The Bottom Line: Impact and Implications

The immediate impact of the proposed rule, if finalized, would be significant, but by no means crippling for companies operating in the petroleum and natural gas sector. According to EPA estimates, the proposed rule would apply to approximately 3,000 facilities, 1,200 of which are already required to report under other provisions of the MRR (such as the stationary combustion source requirements). The total cost of compliance to industry would be an estimated $60 million in the first year and $25 million in subsequent years, equating to an average cost per facility of $18,000 in the first year and $8,000 in subsequent years.
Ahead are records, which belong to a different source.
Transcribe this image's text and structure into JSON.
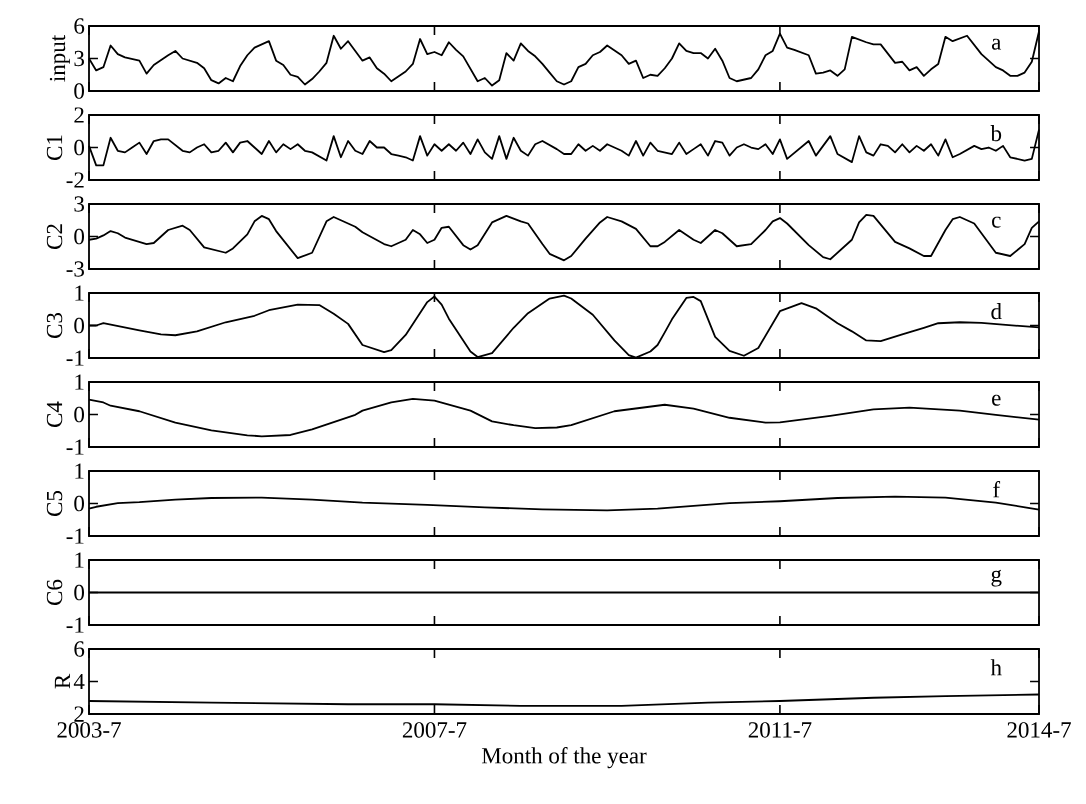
{
  "chart_data": [
    {
      "type": "line",
      "ylabel": "input",
      "annotations": [
        "a"
      ],
      "color": "#000000",
      "tick_labels": "y",
      "xlim": [
        "2003-07",
        "2014-07"
      ],
      "xticks": [
        {
          "value": "2003-07",
          "label": null
        },
        {
          "value": "2007-07",
          "label": null
        },
        {
          "value": "2011-07",
          "label": null
        },
        {
          "value": "2014-07",
          "label": null
        }
      ],
      "ylim": [
        0,
        6
      ],
      "yticks": [
        0,
        3,
        6
      ],
      "x": [
        "2003-07",
        "2003-08",
        "2003-09",
        "2003-10",
        "2003-11",
        "2003-12",
        "2004-02",
        "2004-03",
        "2004-04",
        "2004-06",
        "2004-07",
        "2004-08",
        "2004-10",
        "2004-11",
        "2004-12",
        "2005-01",
        "2005-02",
        "2005-03",
        "2005-04",
        "2005-05",
        "2005-06",
        "2005-08",
        "2005-09",
        "2005-10",
        "2005-11",
        "2005-12",
        "2006-01",
        "2006-02",
        "2006-03",
        "2006-04",
        "2006-05",
        "2006-06",
        "2006-07",
        "2006-08",
        "2006-09",
        "2006-10",
        "2006-11",
        "2006-12",
        "2007-01",
        "2007-03",
        "2007-04",
        "2007-05",
        "2007-06",
        "2007-07",
        "2007-08",
        "2007-09",
        "2007-10",
        "2007-11",
        "2008-01",
        "2008-02",
        "2008-03",
        "2008-04",
        "2008-05",
        "2008-06",
        "2008-07",
        "2008-08",
        "2008-09",
        "2008-10",
        "2008-11",
        "2008-12",
        "2009-01",
        "2009-02",
        "2009-03",
        "2009-04",
        "2009-05",
        "2009-06",
        "2009-07",
        "2009-09",
        "2009-10",
        "2009-11",
        "2009-12",
        "2010-01",
        "2010-02",
        "2010-03",
        "2010-04",
        "2010-05",
        "2010-06",
        "2010-07",
        "2010-08",
        "2010-09",
        "2010-10",
        "2010-11",
        "2010-12",
        "2011-01",
        "2011-03",
        "2011-04",
        "2011-05",
        "2011-06",
        "2011-07",
        "2011-08",
        "2011-09",
        "2011-11",
        "2011-12",
        "2012-01",
        "2012-02",
        "2012-03",
        "2012-04",
        "2012-05",
        "2012-07",
        "2012-08",
        "2012-09",
        "2012-11",
        "2012-12",
        "2013-01",
        "2013-02",
        "2013-03",
        "2013-04",
        "2013-05",
        "2013-06",
        "2013-07",
        "2013-09",
        "2013-11",
        "2014-01",
        "2014-02",
        "2014-03",
        "2014-04",
        "2014-05",
        "2014-06",
        "2014-07"
      ],
      "values": [
        3.0,
        1.9,
        2.2,
        4.2,
        3.4,
        3.1,
        2.8,
        1.6,
        2.4,
        3.3,
        3.7,
        3.0,
        2.6,
        2.1,
        1.0,
        0.7,
        1.2,
        0.9,
        2.3,
        3.3,
        4.0,
        4.6,
        2.8,
        2.4,
        1.5,
        1.3,
        0.6,
        1.1,
        1.8,
        2.6,
        5.1,
        3.9,
        4.6,
        3.7,
        2.8,
        3.1,
        2.1,
        1.6,
        0.9,
        1.8,
        2.5,
        4.8,
        3.4,
        3.6,
        3.3,
        4.5,
        3.8,
        3.2,
        0.9,
        1.2,
        0.5,
        1.0,
        3.5,
        2.8,
        4.4,
        3.7,
        3.2,
        2.5,
        1.7,
        0.9,
        0.6,
        0.9,
        2.2,
        2.5,
        3.3,
        3.6,
        4.2,
        3.3,
        2.5,
        2.8,
        1.2,
        1.5,
        1.4,
        2.1,
        3.0,
        4.4,
        3.7,
        3.5,
        3.5,
        3.0,
        3.9,
        2.8,
        1.2,
        0.9,
        1.2,
        2.0,
        3.3,
        3.7,
        5.3,
        4.0,
        3.8,
        3.3,
        1.6,
        1.7,
        1.9,
        1.4,
        2.0,
        5.0,
        4.5,
        4.3,
        4.3,
        2.6,
        2.7,
        1.9,
        2.2,
        1.4,
        2.0,
        2.5,
        5.0,
        4.6,
        5.1,
        3.4,
        2.2,
        1.9,
        1.4,
        1.4,
        1.7,
        2.7,
        5.5
      ]
    },
    {
      "type": "line",
      "ylabel": "C1",
      "annotations": [
        "b"
      ],
      "color": "#000000",
      "tick_labels": "y",
      "xlim": [
        "2003-07",
        "2014-07"
      ],
      "xticks": [
        {
          "value": "2003-07",
          "label": null
        },
        {
          "value": "2007-07",
          "label": null
        },
        {
          "value": "2011-07",
          "label": null
        },
        {
          "value": "2014-07",
          "label": null
        }
      ],
      "ylim": [
        -2,
        2
      ],
      "yticks": [
        -2,
        0,
        2
      ],
      "x": [
        "2003-07",
        "2003-08",
        "2003-09",
        "2003-10",
        "2003-11",
        "2003-12",
        "2004-01",
        "2004-02",
        "2004-03",
        "2004-04",
        "2004-05",
        "2004-06",
        "2004-08",
        "2004-09",
        "2004-10",
        "2004-11",
        "2004-12",
        "2005-01",
        "2005-02",
        "2005-03",
        "2005-04",
        "2005-05",
        "2005-06",
        "2005-07",
        "2005-08",
        "2005-09",
        "2005-10",
        "2005-11",
        "2005-12",
        "2006-01",
        "2006-02",
        "2006-04",
        "2006-05",
        "2006-06",
        "2006-07",
        "2006-08",
        "2006-09",
        "2006-10",
        "2006-11",
        "2006-12",
        "2007-01",
        "2007-02",
        "2007-03",
        "2007-04",
        "2007-05",
        "2007-06",
        "2007-07",
        "2007-08",
        "2007-09",
        "2007-10",
        "2007-11",
        "2007-12",
        "2008-01",
        "2008-02",
        "2008-03",
        "2008-04",
        "2008-05",
        "2008-06",
        "2008-07",
        "2008-08",
        "2008-09",
        "2008-10",
        "2008-12",
        "2009-01",
        "2009-02",
        "2009-03",
        "2009-04",
        "2009-05",
        "2009-06",
        "2009-07",
        "2009-09",
        "2009-10",
        "2009-11",
        "2009-12",
        "2010-01",
        "2010-02",
        "2010-04",
        "2010-05",
        "2010-06",
        "2010-07",
        "2010-08",
        "2010-09",
        "2010-10",
        "2010-11",
        "2010-12",
        "2011-01",
        "2011-02",
        "2011-03",
        "2011-04",
        "2011-05",
        "2011-06",
        "2011-07",
        "2011-08",
        "2011-11",
        "2011-12",
        "2012-02",
        "2012-03",
        "2012-05",
        "2012-06",
        "2012-07",
        "2012-08",
        "2012-09",
        "2012-10",
        "2012-11",
        "2012-12",
        "2013-01",
        "2013-02",
        "2013-03",
        "2013-04",
        "2013-05",
        "2013-06",
        "2013-07",
        "2013-08",
        "2013-10",
        "2013-11",
        "2013-12",
        "2014-01",
        "2014-02",
        "2014-03",
        "2014-05",
        "2014-06",
        "2014-07"
      ],
      "values": [
        0.1,
        -1.1,
        -1.1,
        0.6,
        -0.2,
        -0.3,
        0.0,
        0.3,
        -0.4,
        0.4,
        0.5,
        0.5,
        -0.2,
        -0.3,
        0.0,
        0.2,
        -0.3,
        -0.2,
        0.3,
        -0.3,
        0.3,
        0.4,
        0.0,
        -0.4,
        0.4,
        -0.3,
        0.2,
        -0.1,
        0.2,
        -0.2,
        -0.3,
        -0.8,
        0.7,
        -0.6,
        0.4,
        -0.2,
        -0.4,
        0.4,
        0.0,
        0.0,
        -0.4,
        -0.5,
        -0.6,
        -0.8,
        0.7,
        -0.5,
        0.2,
        -0.2,
        0.2,
        -0.2,
        0.3,
        -0.4,
        0.5,
        -0.3,
        -0.7,
        0.7,
        -0.7,
        0.6,
        -0.2,
        -0.5,
        0.2,
        0.4,
        -0.1,
        -0.4,
        -0.4,
        0.2,
        -0.2,
        0.1,
        -0.2,
        0.2,
        -0.2,
        -0.5,
        0.4,
        -0.5,
        0.3,
        -0.2,
        -0.4,
        0.3,
        -0.4,
        -0.1,
        0.2,
        -0.5,
        0.4,
        0.3,
        -0.5,
        0.0,
        0.2,
        0.0,
        -0.1,
        0.2,
        -0.4,
        0.5,
        -0.7,
        0.4,
        -0.5,
        0.7,
        -0.4,
        -0.9,
        0.7,
        -0.3,
        -0.5,
        0.2,
        0.1,
        -0.3,
        0.2,
        -0.3,
        0.1,
        -0.2,
        0.2,
        -0.5,
        0.5,
        -0.6,
        -0.4,
        0.1,
        -0.1,
        0.0,
        -0.2,
        0.1,
        -0.6,
        -0.8,
        -0.7,
        1.1
      ]
    },
    {
      "type": "line",
      "ylabel": "C2",
      "annotations": [
        "c"
      ],
      "color": "#000000",
      "tick_labels": "y",
      "xlim": [
        "2003-07",
        "2014-07"
      ],
      "xticks": [
        {
          "value": "2003-07",
          "label": null
        },
        {
          "value": "2007-07",
          "label": null
        },
        {
          "value": "2011-07",
          "label": null
        },
        {
          "value": "2014-07",
          "label": null
        }
      ],
      "ylim": [
        -3,
        3
      ],
      "yticks": [
        -3,
        0,
        3
      ],
      "x": [
        "2003-07",
        "2003-08",
        "2003-09",
        "2003-10",
        "2003-11",
        "2003-12",
        "2004-03",
        "2004-04",
        "2004-06",
        "2004-08",
        "2004-09",
        "2004-11",
        "2005-02",
        "2005-03",
        "2005-05",
        "2005-06",
        "2005-07",
        "2005-08",
        "2005-09",
        "2005-12",
        "2006-02",
        "2006-04",
        "2006-05",
        "2006-08",
        "2006-09",
        "2006-12",
        "2007-01",
        "2007-03",
        "2007-04",
        "2007-05",
        "2007-06",
        "2007-07",
        "2007-08",
        "2007-09",
        "2007-11",
        "2007-12",
        "2008-01",
        "2008-03",
        "2008-05",
        "2008-07",
        "2008-08",
        "2008-10",
        "2008-11",
        "2009-01",
        "2009-02",
        "2009-04",
        "2009-06",
        "2009-07",
        "2009-09",
        "2009-11",
        "2010-01",
        "2010-02",
        "2010-03",
        "2010-05",
        "2010-07",
        "2010-08",
        "2010-10",
        "2010-11",
        "2011-01",
        "2011-03",
        "2011-05",
        "2011-06",
        "2011-07",
        "2011-08",
        "2011-11",
        "2012-01",
        "2012-02",
        "2012-05",
        "2012-06",
        "2012-07",
        "2012-08",
        "2012-11",
        "2013-01",
        "2013-03",
        "2013-04",
        "2013-06",
        "2013-07",
        "2013-08",
        "2013-10",
        "2014-01",
        "2014-03",
        "2014-05",
        "2014-06",
        "2014-07"
      ],
      "values": [
        -0.3,
        -0.2,
        0.1,
        0.5,
        0.3,
        -0.1,
        -0.7,
        -0.6,
        0.6,
        1.0,
        0.6,
        -1.0,
        -1.5,
        -1.1,
        0.2,
        1.4,
        1.9,
        1.6,
        0.5,
        -2.0,
        -1.5,
        1.4,
        1.8,
        0.9,
        0.4,
        -0.7,
        -0.9,
        -0.3,
        0.6,
        0.2,
        -0.6,
        -0.3,
        0.8,
        0.9,
        -0.8,
        -1.2,
        -0.8,
        1.3,
        1.9,
        1.4,
        1.2,
        -0.7,
        -1.6,
        -2.2,
        -1.8,
        -0.2,
        1.3,
        1.8,
        1.4,
        0.7,
        -0.9,
        -0.9,
        -0.5,
        0.6,
        -0.3,
        -0.6,
        0.6,
        0.3,
        -0.9,
        -0.7,
        0.6,
        1.4,
        1.7,
        1.2,
        -0.8,
        -1.9,
        -2.1,
        -0.3,
        1.3,
        2.0,
        1.9,
        -0.5,
        -1.1,
        -1.8,
        -1.8,
        0.6,
        1.6,
        1.8,
        1.2,
        -1.5,
        -1.8,
        -0.7,
        0.8,
        1.4
      ]
    },
    {
      "type": "line",
      "ylabel": "C3",
      "annotations": [
        "d"
      ],
      "color": "#000000",
      "tick_labels": "y",
      "xlim": [
        "2003-07",
        "2014-07"
      ],
      "xticks": [
        {
          "value": "2003-07",
          "label": null
        },
        {
          "value": "2007-07",
          "label": null
        },
        {
          "value": "2011-07",
          "label": null
        },
        {
          "value": "2014-07",
          "label": null
        }
      ],
      "ylim": [
        -1,
        1
      ],
      "yticks": [
        -1,
        0,
        1
      ],
      "x": [
        "2003-07",
        "2003-08",
        "2003-09",
        "2004-02",
        "2004-05",
        "2004-07",
        "2004-10",
        "2005-02",
        "2005-06",
        "2005-08",
        "2005-12",
        "2006-03",
        "2006-05",
        "2006-07",
        "2006-09",
        "2006-12",
        "2007-01",
        "2007-03",
        "2007-06",
        "2007-07",
        "2007-08",
        "2007-09",
        "2007-12",
        "2008-01",
        "2008-03",
        "2008-06",
        "2008-08",
        "2008-11",
        "2009-01",
        "2009-02",
        "2009-05",
        "2009-08",
        "2009-10",
        "2009-11",
        "2010-01",
        "2010-02",
        "2010-03",
        "2010-04",
        "2010-06",
        "2010-07",
        "2010-08",
        "2010-10",
        "2010-12",
        "2011-02",
        "2011-04",
        "2011-07",
        "2011-10",
        "2011-12",
        "2012-03",
        "2012-05",
        "2012-07",
        "2012-09",
        "2012-12",
        "2013-03",
        "2013-05",
        "2013-08",
        "2013-11",
        "2014-03",
        "2014-07"
      ],
      "values": [
        0.0,
        0.0,
        0.07,
        -0.15,
        -0.27,
        -0.3,
        -0.18,
        0.1,
        0.3,
        0.47,
        0.64,
        0.63,
        0.36,
        0.05,
        -0.6,
        -0.82,
        -0.76,
        -0.29,
        0.72,
        0.89,
        0.64,
        0.21,
        -0.8,
        -0.97,
        -0.85,
        -0.07,
        0.38,
        0.83,
        0.92,
        0.83,
        0.33,
        -0.46,
        -0.91,
        -0.99,
        -0.8,
        -0.6,
        -0.21,
        0.19,
        0.85,
        0.88,
        0.75,
        -0.35,
        -0.78,
        -0.93,
        -0.69,
        0.44,
        0.69,
        0.53,
        0.07,
        -0.18,
        -0.46,
        -0.48,
        -0.27,
        -0.07,
        0.07,
        0.1,
        0.08,
        0.01,
        -0.06
      ]
    },
    {
      "type": "line",
      "ylabel": "C4",
      "annotations": [
        "e"
      ],
      "color": "#000000",
      "tick_labels": "y",
      "xlim": [
        "2003-07",
        "2014-07"
      ],
      "xticks": [
        {
          "value": "2003-07",
          "label": null
        },
        {
          "value": "2007-07",
          "label": null
        },
        {
          "value": "2011-07",
          "label": null
        },
        {
          "value": "2014-07",
          "label": null
        }
      ],
      "ylim": [
        -1,
        1
      ],
      "yticks": [
        -1,
        0,
        1
      ],
      "x": [
        "2003-07",
        "2003-09",
        "2003-10",
        "2004-02",
        "2004-07",
        "2004-12",
        "2005-05",
        "2005-07",
        "2005-11",
        "2006-02",
        "2006-08",
        "2006-09",
        "2007-01",
        "2007-04",
        "2007-07",
        "2007-12",
        "2008-03",
        "2008-06",
        "2008-09",
        "2008-12",
        "2009-02",
        "2009-08",
        "2010-03",
        "2010-07",
        "2010-12",
        "2011-05",
        "2011-07",
        "2012-02",
        "2012-08",
        "2013-01",
        "2013-08",
        "2014-01",
        "2014-07"
      ],
      "values": [
        0.46,
        0.37,
        0.27,
        0.1,
        -0.25,
        -0.49,
        -0.64,
        -0.67,
        -0.63,
        -0.46,
        -0.01,
        0.12,
        0.37,
        0.48,
        0.43,
        0.12,
        -0.21,
        -0.33,
        -0.42,
        -0.4,
        -0.33,
        0.1,
        0.3,
        0.18,
        -0.1,
        -0.25,
        -0.24,
        -0.04,
        0.16,
        0.21,
        0.12,
        -0.01,
        -0.16
      ]
    },
    {
      "type": "line",
      "ylabel": "C5",
      "annotations": [
        "f"
      ],
      "color": "#000000",
      "tick_labels": "y",
      "xlim": [
        "2003-07",
        "2014-07"
      ],
      "xticks": [
        {
          "value": "2003-07",
          "label": null
        },
        {
          "value": "2007-07",
          "label": null
        },
        {
          "value": "2011-07",
          "label": null
        },
        {
          "value": "2014-07",
          "label": null
        }
      ],
      "ylim": [
        -1,
        1
      ],
      "yticks": [
        -1,
        0,
        1
      ],
      "x": [
        "2003-07",
        "2003-08",
        "2003-11",
        "2004-02",
        "2004-07",
        "2004-12",
        "2005-07",
        "2006-02",
        "2006-09",
        "2007-06",
        "2008-02",
        "2008-10",
        "2009-07",
        "2010-02",
        "2010-12",
        "2011-07",
        "2012-03",
        "2012-11",
        "2013-06",
        "2014-01",
        "2014-07"
      ],
      "values": [
        -0.16,
        -0.1,
        0.01,
        0.04,
        0.12,
        0.17,
        0.18,
        0.12,
        0.03,
        -0.04,
        -0.12,
        -0.18,
        -0.21,
        -0.16,
        0.01,
        0.07,
        0.17,
        0.21,
        0.18,
        0.03,
        -0.19
      ]
    },
    {
      "type": "line",
      "ylabel": "C6",
      "annotations": [
        "g"
      ],
      "color": "#000000",
      "tick_labels": "y",
      "xlim": [
        "2003-07",
        "2014-07"
      ],
      "xticks": [
        {
          "value": "2003-07",
          "label": null
        },
        {
          "value": "2007-07",
          "label": null
        },
        {
          "value": "2011-07",
          "label": null
        },
        {
          "value": "2014-07",
          "label": null
        }
      ],
      "ylim": [
        -1,
        1
      ],
      "yticks": [
        -1,
        0,
        1
      ],
      "x": [
        "2003-07",
        "2014-07"
      ],
      "values": [
        0,
        0
      ]
    },
    {
      "type": "line",
      "ylabel": "R",
      "xlabel": "Month of the year",
      "annotations": [
        "h"
      ],
      "color": "#000000",
      "xlim": [
        "2003-07",
        "2014-07"
      ],
      "xticks": [
        {
          "value": "2003-07",
          "label": "2003-7"
        },
        {
          "value": "2007-07",
          "label": "2007-7"
        },
        {
          "value": "2011-07",
          "label": "2011-7"
        },
        {
          "value": "2014-07",
          "label": "2014-7"
        }
      ],
      "ylim": [
        2,
        6
      ],
      "yticks": [
        2,
        4,
        6
      ],
      "x": [
        "2003-07",
        "2004-12",
        "2006-07",
        "2007-07",
        "2008-07",
        "2009-09",
        "2010-09",
        "2011-07",
        "2012-08",
        "2013-06",
        "2014-07"
      ],
      "values": [
        2.8,
        2.7,
        2.6,
        2.6,
        2.5,
        2.5,
        2.7,
        2.8,
        3.0,
        3.1,
        3.2
      ]
    }
  ]
}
EPA estimates that the proposed rule would cover approximately 89 percent of fugitive and vented emissions from the sector, and about 85 percent of total combustion, fugitive and vented emissions.

More significant than the actual costs of complying with the rule are the implications it carries for future regulation of the sector. If Congress does not adopt preemptive climate legislation in this session, EPA has announced its intention to regulate stationary sources of GHG emissions beginning in 2011. It is widely expected that EPA’s stationary source regulations will apply to the same industrial sectors covered by the GHG reporting rule. Thus, this proposed rule sets the stage for the eventual appliction of GHG emissions reduction requirements to the industry, and those requirements will inevitably carry a significantly greater cost. Moreover, given the sector’s significant contribution to the nation’s overall GHG emissions – as mentioned previously, it is the second largest source of anthropogenic emissions of methane, which has a global warming potential 20 times greater than CO2 – it is likely that when the first reliable, facility-level GHG emissions data becomes publicly available in mid-2012, the public calls for emissions reduction requirements or other form of regulation will only increase, possibly hastening the enactment of such regulations or legislation.

Of course, opportunistic companies in the sector will also see opportunities arising out of the proposed rule. Perhaps most significantly, the requirement to monitor and quantify both vented and fugitive methane emissions will arm facility owners with detailed information regarding how much valuable product they are losing and at what specific sources and locations. This could enable owners to effectively reduce emissions from leaks and other unintentional losses and recover more valuable product for sale on the market. In addition, quantification of the volume and location of CO2 emissions may help operators identify potential market opportunities and spur the development of more cost-effective carbon capture technology to permit carbon sequestration through the use of recovered CO2 in enhanced oil recovery.

These are just a few of the potential benefits of the proposed rule to industry. Entrepreneurial companies in the sector will undoubtedly identify more.